Monday, June 21, 2010

Day 1 at IHI's Improvement Advisor Course

I'm a student again and loving it. I'm joined by 26 other students from around the world, representing 10+ countries. In my table of six, fellow students are coming from Afghanistan, Russia, India, and the US. We're all here to learn the same thing: how to improve quality in low-resource settings, in a way that's sustainable and scaleable. Many represent hospitals or lead projects to decrease maternal mortality or ensure their institutions are more patient-centric. Quite a few come from URC, an organization that works with USAID to improve healthcare quality abroad.
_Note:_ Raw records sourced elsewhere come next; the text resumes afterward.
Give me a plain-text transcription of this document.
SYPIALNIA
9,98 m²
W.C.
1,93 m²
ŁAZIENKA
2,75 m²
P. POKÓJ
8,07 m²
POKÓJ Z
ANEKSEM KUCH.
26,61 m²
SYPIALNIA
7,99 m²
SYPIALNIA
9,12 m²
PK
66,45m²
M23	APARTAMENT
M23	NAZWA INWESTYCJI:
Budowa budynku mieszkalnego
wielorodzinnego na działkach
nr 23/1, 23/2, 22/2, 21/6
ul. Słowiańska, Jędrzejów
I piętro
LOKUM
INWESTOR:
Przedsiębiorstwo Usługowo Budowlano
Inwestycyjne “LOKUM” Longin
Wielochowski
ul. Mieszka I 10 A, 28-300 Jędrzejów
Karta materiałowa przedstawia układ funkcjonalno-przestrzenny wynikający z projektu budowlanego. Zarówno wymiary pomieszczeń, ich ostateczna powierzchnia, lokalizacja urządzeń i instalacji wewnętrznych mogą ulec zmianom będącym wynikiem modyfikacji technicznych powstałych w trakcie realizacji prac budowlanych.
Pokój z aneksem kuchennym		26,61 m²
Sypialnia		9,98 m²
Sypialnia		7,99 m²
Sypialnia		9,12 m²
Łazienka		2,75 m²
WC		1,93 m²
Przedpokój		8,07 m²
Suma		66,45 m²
While most are clinicians, others are country heads of their organization and quite a few of us have business backgrounds... which is helpful, since "What's the business case for quality improvement?" is an important question that often gets ignored in conversations such as this.
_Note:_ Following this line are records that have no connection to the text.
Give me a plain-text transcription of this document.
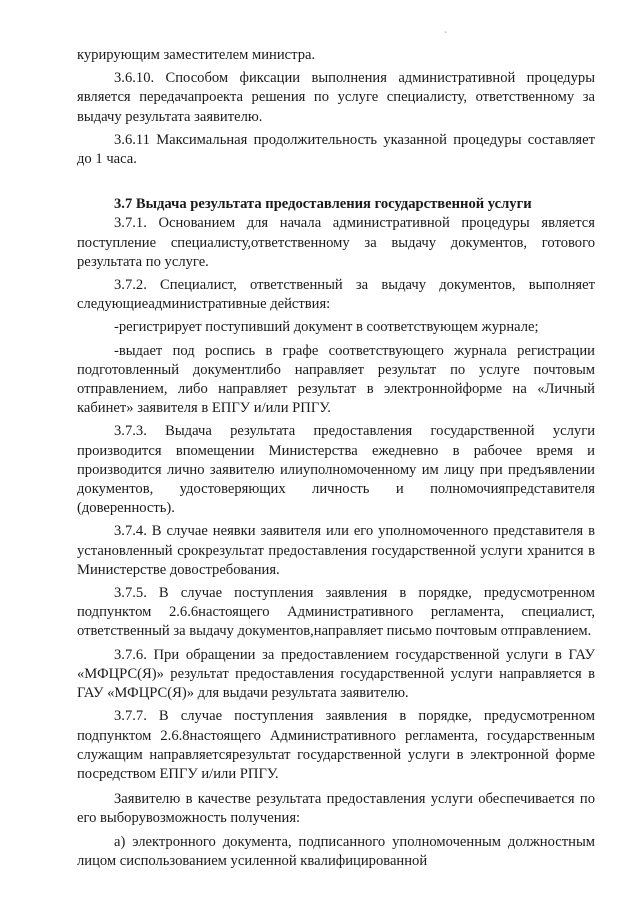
`

курирующим заместителем министра.

3.6.10. Способом фиксации выполнения административной процедуры является передачапроекта решения по услуге специалисту, ответственному за выдачу результата заявителю.

3.6.11 Максимальная продолжительность указанной процедуры составляет до 1 часа.

3.7 Выдача результата предоставления государственной услуги

3.7.1. Основанием для начала административной процедуры является поступление специалисту,ответственному за выдачу документов, готового результата по услуге.

3.7.2. Специалист, ответственный за выдачу документов, выполняет следующиеадминистративные действия:

-регистрирует поступивший документ в соответствующем журнале;

-выдает под роспись в графе соответствующего журнала регистрации подготовленный документлибо направляет результат по услуге почтовым отправлением, либо направляет результат в электроннойформе на «Личный кабинет» заявителя в ЕПГУ и/или РПГУ.

3.7.3. Выдача результата предоставления государственной услуги производится впомещении Министерства ежедневно в рабочее время и производится лично заявителю илиуполномоченному им лицу при предъявлении документов, удостоверяющих личность и полномочияпредставителя (доверенность).

3.7.4. В случае неявки заявителя или его уполномоченного представителя в установленный срокрезультат предоставления государственной услуги хранится в Министерстве довостребования.

3.7.5. В случае поступления заявления в порядке, предусмотренном подпунктом 2.6.6настоящего Административного регламента, специалист, ответственный за выдачу документов,направляет письмо почтовым отправлением.

3.7.6. При обращении за предоставлением государственной услуги в ГАУ «МФЦРС(Я)» результат предоставления государственной услуги направляется в ГАУ «МФЦРС(Я)» для выдачи результата заявителю.

3.7.7. В случае поступления заявления в порядке, предусмотренном подпунктом 2.6.8настоящего Административного регламента, государственным служащим направляетсярезультат государственной услуги в электронной форме посредством ЕПГУ и/или РПГУ.

Заявителю в качестве результата предоставления услуги обеспечивается по его выборувозможность получения:

а) электронного документа, подписанного уполномоченным должностным лицом сиспользованием усиленной квалифицированной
It's still morning of Day 1, but already learning a ton. The first morning is around the "Model for Improvement", which encompasses three questions for every quality improvement project:
1) What are we trying to accomplish?
2) How will we know that a change is an improvement?
3) What changes can we make that will result in improvement?

Concurrent with that is Deming's PDSA cycle:
Plan - Do - Study - Act, which can be considered the "scientific method" for improvement. I really liked the quote: "Failing often to succeed sooner" -- which seems much easier to say than to implement.
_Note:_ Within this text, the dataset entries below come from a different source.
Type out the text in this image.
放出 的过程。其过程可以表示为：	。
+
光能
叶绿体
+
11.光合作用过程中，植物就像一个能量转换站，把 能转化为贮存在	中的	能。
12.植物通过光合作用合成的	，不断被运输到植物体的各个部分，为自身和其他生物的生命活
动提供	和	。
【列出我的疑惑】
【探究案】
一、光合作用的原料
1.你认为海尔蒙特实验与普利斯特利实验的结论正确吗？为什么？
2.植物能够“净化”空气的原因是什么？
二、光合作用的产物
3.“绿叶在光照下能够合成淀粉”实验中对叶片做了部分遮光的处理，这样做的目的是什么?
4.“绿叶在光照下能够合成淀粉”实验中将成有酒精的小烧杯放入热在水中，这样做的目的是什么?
To reinforce this, we played a game around predicting the number of the next card. Some reflections from this:
- Keep the theory simple and use evidence to refine theory
- Recognize that everyone will be at varying degrees of belief that the change will result in improvement -- can't force someone to jump to implementation

And just like school, we have 150+ pages of reading for tonight. That part perhaps is not as fun (especially when the World Cup is on!), but I wouldn't want to be anywhere else.